LOA : la Confédération paysanne contribue à la saisine du Conseil constitutionnel
La première atteinte est liée aux dispositions qui mettent en concurrence agriculture et environnement. Pourtant, de la santé des sols et des cours d'eau dépend la capacité actuelle et future à produire une alimentation de qualité en France. En introduisant la notion floue et ambigüe « d'intérêt général majeur », les parlementaires n'ont pas pris la peine de préciser comment elle s'articulait avec les notions d'intérêt général, d'intérêt public majeur, d'intérêt national majeur ou d'intérêts fondamentaux de la nation. Est-ce à dire que l'agriculture et la pêche, désignées « d'intérêt général majeur », seraient exonérées du respect de la Charte de l'environnement, qui a pourtant valeur constitutionnelle ?
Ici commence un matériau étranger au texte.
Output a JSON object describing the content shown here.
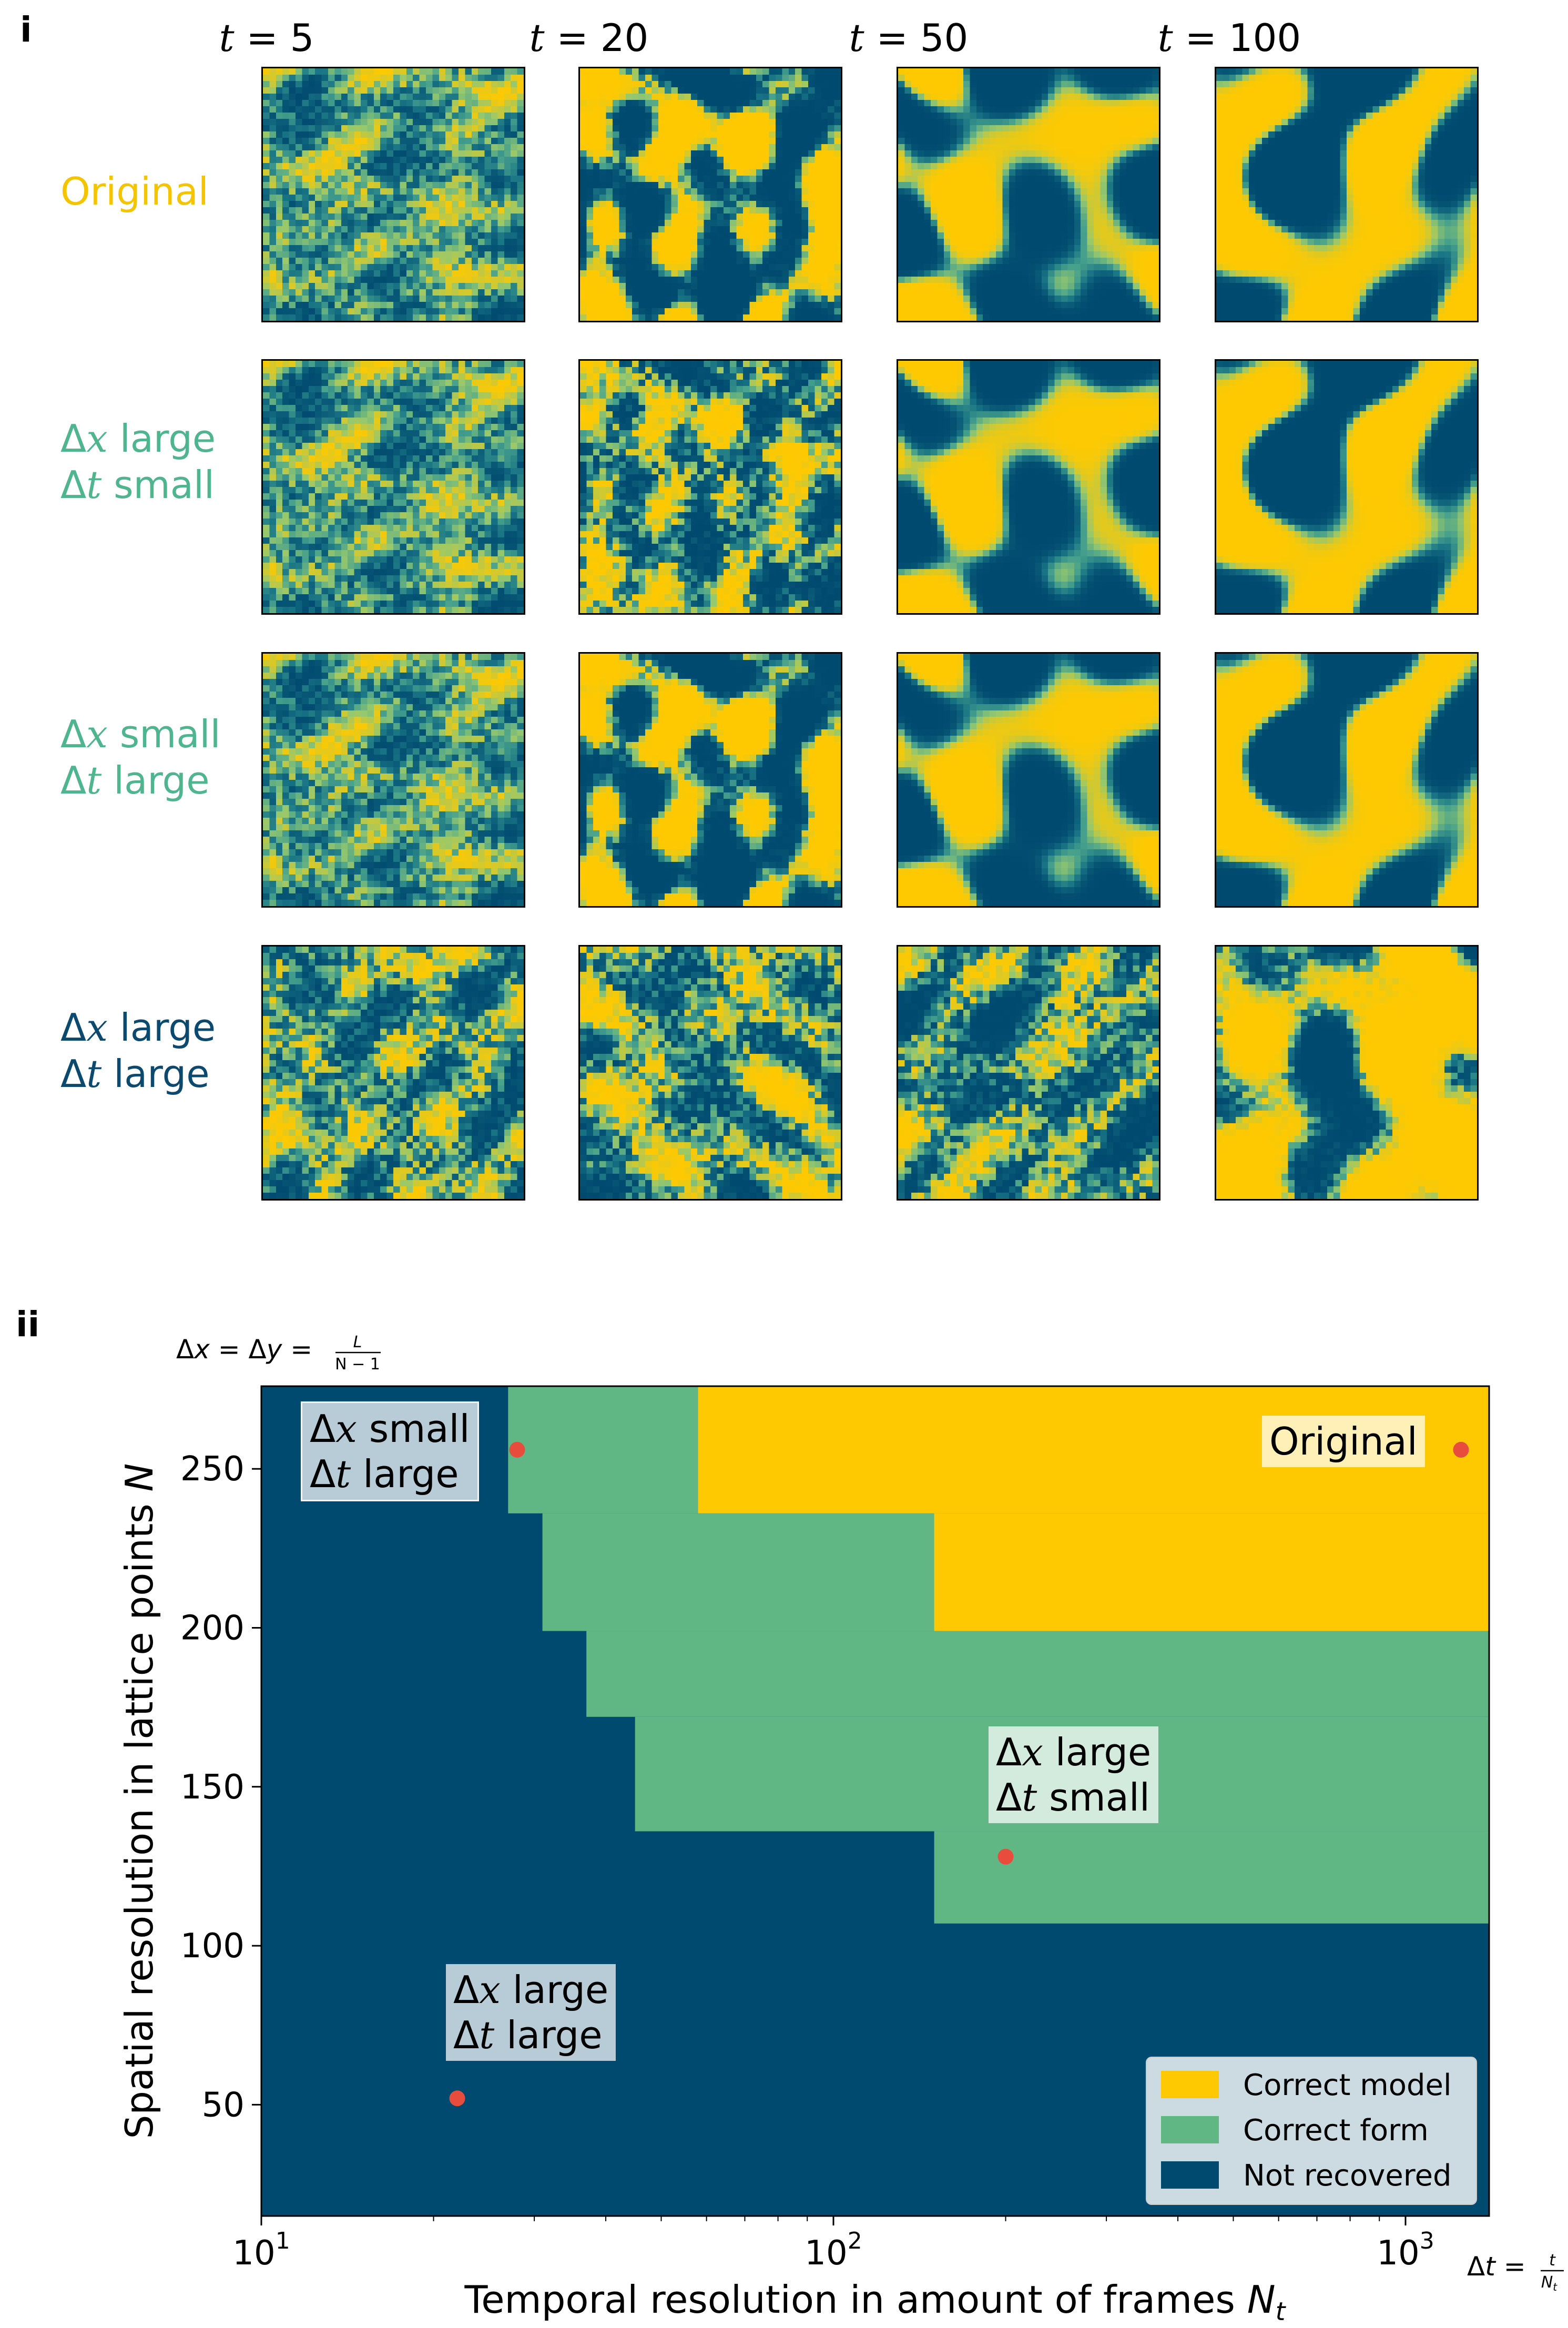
{
  "panel_i": {
    "label": "i",
    "columns": [
      {
        "var": "t",
        "eq": " = ",
        "value": "5"
      },
      {
        "var": "t",
        "eq": " = ",
        "value": "20"
      },
      {
        "var": "t",
        "eq": " = ",
        "value": "50"
      },
      {
        "var": "t",
        "eq": " = ",
        "value": "100"
      }
    ],
    "rows": [
      {
        "line1": "Original",
        "line2": "",
        "color": "#f5c400"
      },
      {
        "line1_sym": "Δ",
        "line1_var": "x",
        "line1_rest": " large",
        "line2_sym": "Δ",
        "line2_var": "t",
        "line2_rest": " small",
        "color": "#4fb58f"
      },
      {
        "line1_sym": "Δ",
        "line1_var": "x",
        "line1_rest": " small",
        "line2_sym": "Δ",
        "line2_var": "t",
        "line2_rest": " large",
        "color": "#4fb58f"
      },
      {
        "line1_sym": "Δ",
        "line1_var": "x",
        "line1_rest": " large",
        "line2_sym": "Δ",
        "line2_var": "t",
        "line2_rest": " large",
        "color": "#0b4a6e"
      }
    ]
  },
  "panel_ii": {
    "label": "ii",
    "dx_formula": "Δx = Δy = L/(N − 1)",
    "dx_pre": "Δ",
    "dx_x": "x",
    "dx_mid": " = Δ",
    "dx_y": "y",
    "dx_eq": " = ",
    "dx_num": "L",
    "dx_den": "N − 1",
    "dt_pre": "Δ",
    "dt_t": "t",
    "dt_eq": " = ",
    "dt_num": "t",
    "dt_den": "N",
    "dt_den_sub": "t"
  },
  "colors": {
    "correct_model": "#fec901",
    "correct_form": "#61b784",
    "not_recovered": "#004a6f",
    "marker": "#e84c3d"
  },
  "chart_data": {
    "type": "heatmap",
    "xlabel": "Temporal resolution in amount of frames N_t",
    "ylabel": "Spatial resolution in lattice points N",
    "xscale": "log",
    "xlim": [
      10,
      1400
    ],
    "ylim": [
      15,
      276
    ],
    "xticks": [
      {
        "value": 10,
        "base": "10",
        "exp": "1"
      },
      {
        "value": 100,
        "base": "10",
        "exp": "2"
      },
      {
        "value": 1000,
        "base": "10",
        "exp": "3"
      }
    ],
    "yticks": [
      50,
      100,
      150,
      200,
      250
    ],
    "regions": [
      {
        "class": "correct_form",
        "x0": 27,
        "x1": 1400,
        "y0": 236,
        "y1": 276
      },
      {
        "class": "correct_model",
        "x0": 58,
        "x1": 1400,
        "y0": 236,
        "y1": 276
      },
      {
        "class": "correct_form",
        "x0": 31,
        "x1": 1400,
        "y0": 199,
        "y1": 236
      },
      {
        "class": "correct_model",
        "x0": 150,
        "x1": 1400,
        "y0": 199,
        "y1": 236
      },
      {
        "class": "correct_form",
        "x0": 37,
        "x1": 1400,
        "y0": 172,
        "y1": 199
      },
      {
        "class": "correct_form",
        "x0": 45,
        "x1": 1400,
        "y0": 136,
        "y1": 172
      },
      {
        "class": "correct_form",
        "x0": 150,
        "x1": 1400,
        "y0": 107,
        "y1": 136
      }
    ],
    "points": [
      {
        "name": "original",
        "x": 1250,
        "y": 256
      },
      {
        "name": "dx-small-dt-large",
        "x": 28,
        "y": 256
      },
      {
        "name": "dx-large-dt-small",
        "x": 200,
        "y": 128
      },
      {
        "name": "dx-large-dt-large",
        "x": 22,
        "y": 52
      }
    ],
    "annotations": [
      {
        "name": "original",
        "line1": "Original",
        "line2": ""
      },
      {
        "name": "dx-small-dt-large",
        "line1_var": "x",
        "line1_rest": " small",
        "line2_var": "t",
        "line2_rest": " large"
      },
      {
        "name": "dx-large-dt-small",
        "line1_var": "x",
        "line1_rest": " large",
        "line2_var": "t",
        "line2_rest": " small"
      },
      {
        "name": "dx-large-dt-large",
        "line1_var": "x",
        "line1_rest": " large",
        "line2_var": "t",
        "line2_rest": " large"
      }
    ],
    "legend": {
      "placement": "lower-right",
      "entries": [
        {
          "label": "Correct model",
          "class": "correct_model"
        },
        {
          "label": "Correct form",
          "class": "correct_form"
        },
        {
          "label": "Not recovered",
          "class": "not_recovered"
        }
      ]
    }
  }
}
La notion de souveraineté alimentaire introduite dans la loi relève d'une approche purement productiviste, au détriment des incontournables volets alimentaires, économiques, sociaux et environnementaux consacrés par la Charte de l'environnement. Or, la notion de souveraineté alimentaire a déjà une définition juridique, au sein de la Déclaration des Nations Unies sur les droits des paysans et des autres personnes travaillant dans les zones rurales, contenant le lien intrinsèque avec la durabilité et l'accès à l'alimentation. La protection des ressources - eau, sols, haies, cours d'eau, pollinisateurs… - est donc indispensable pour maintenir notre capacité de production agricole sur le long terme et faire face aux défis du changement climatique.
Le second grief de notre contribution porte sur l'atteinte à l'égalité devant la loi induite par les articles 31 et 44, qui aménagent des régimes de faveurs juridiques et judiciaires à l'agro-industrie.
En instaurant « une présomption de non-intentionnalité » visant à dépénaliser les atteintes aux espèces et aux espaces naturels protégés, l'article 31 va à l'encontre de l'intérêt des paysan·nes. La nature reste en effet le principal outil de travail des paysan·nes. Les dommages environnementaux causés par certains paysan·nes ont donc des conséquences négatives pour l'ensemble des professionnels.
L'article 44 crée un nouveau régime contentieux dérogatoire pour les méga-bassines et pour les installations classées pour la protection de l'environnement dites ICPE. Ces deux types d'ouvrages, outils manifestes de l'agro-industrie bénéficieraient ainsi d'un contrôle moins strict du juge. Soit une justice à deux vitesses pour les paysan·nes : certains seraient soumis au droit de l'environnement et à la répression de tout délit à son encontre quand les agro-industriels, qui ont davantage recours aux pesticides et aux engrais azotés polluant les sols et les eaux, bénéficieraient d'un régime judiciaire de faveur, plus rapide et plus laxiste.
Les paysan·nes ont tous besoin d'infrastructures fonctionnelles, de haies, de cours d'eau et de sols en bon état écologiques. Or, absoudre les professionnels non-respectueux de l'outil de travail collectif porterait préjudice à l'ensemble des paysan·nes ; sanctionner ceux qui ne respectent pas la nature, c'est préserver l'activité agricole du plus grand nombre.